Ever since 1976, water treatment systems for dialysis have been classified as Class II medical devices by the FDA. High flux dialyzers and hemodialysis machines fall into this same category. Since then many documents have been published including one back in 1989 from the FDA titled, A Manual on Water Treatment for Hemodialysis. Per the FDA, water treatment equipment, devices, and systems used for hemodialysis and related therapies must comply with ANSI/AAMI Standards.

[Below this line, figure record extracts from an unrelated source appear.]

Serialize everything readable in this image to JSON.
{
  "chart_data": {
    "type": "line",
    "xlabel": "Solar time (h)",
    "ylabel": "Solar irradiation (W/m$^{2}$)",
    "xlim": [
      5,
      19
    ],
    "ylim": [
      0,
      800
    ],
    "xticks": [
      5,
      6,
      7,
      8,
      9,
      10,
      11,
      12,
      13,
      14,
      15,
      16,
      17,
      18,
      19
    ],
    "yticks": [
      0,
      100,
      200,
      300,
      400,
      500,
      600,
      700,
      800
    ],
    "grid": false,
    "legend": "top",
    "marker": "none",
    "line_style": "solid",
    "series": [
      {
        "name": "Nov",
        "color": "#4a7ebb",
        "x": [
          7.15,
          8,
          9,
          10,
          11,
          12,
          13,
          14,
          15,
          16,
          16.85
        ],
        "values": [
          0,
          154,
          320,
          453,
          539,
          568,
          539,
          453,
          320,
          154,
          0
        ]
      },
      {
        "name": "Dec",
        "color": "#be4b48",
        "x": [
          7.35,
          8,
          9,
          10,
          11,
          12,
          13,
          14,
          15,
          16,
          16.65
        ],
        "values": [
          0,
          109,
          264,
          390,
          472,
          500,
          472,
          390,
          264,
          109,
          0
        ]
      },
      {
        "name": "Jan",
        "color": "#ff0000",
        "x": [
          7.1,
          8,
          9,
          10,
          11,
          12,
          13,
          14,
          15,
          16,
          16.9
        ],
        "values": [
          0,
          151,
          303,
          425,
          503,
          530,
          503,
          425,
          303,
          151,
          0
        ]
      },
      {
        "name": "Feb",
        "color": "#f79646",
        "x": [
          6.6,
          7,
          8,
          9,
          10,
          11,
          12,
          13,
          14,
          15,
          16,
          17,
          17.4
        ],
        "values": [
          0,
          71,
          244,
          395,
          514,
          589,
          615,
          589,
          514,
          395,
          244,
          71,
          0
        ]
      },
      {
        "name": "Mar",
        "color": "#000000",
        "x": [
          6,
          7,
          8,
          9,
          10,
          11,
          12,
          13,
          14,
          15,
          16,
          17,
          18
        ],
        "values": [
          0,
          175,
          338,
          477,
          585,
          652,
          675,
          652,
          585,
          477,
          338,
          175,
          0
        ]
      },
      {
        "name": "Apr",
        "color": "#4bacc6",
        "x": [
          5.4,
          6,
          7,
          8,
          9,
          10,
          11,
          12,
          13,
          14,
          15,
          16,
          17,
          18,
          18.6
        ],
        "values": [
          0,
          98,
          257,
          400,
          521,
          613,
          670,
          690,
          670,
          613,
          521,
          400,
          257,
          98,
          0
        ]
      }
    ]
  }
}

More commonly known as the CMS, this agency is under the US Department of Health and Human Services and is responsible for the administration of the End-Stage Renal Disease (ESRD) program. The latest Conditions for Coverage for ESRD facilities were published on April 15, 2008 and went into effect six months later. The CMS rule established the latest conditions for coverage that dialysis facilities must meet to be certified under the Medicare programs in order to receive reimbursements and remain in operation.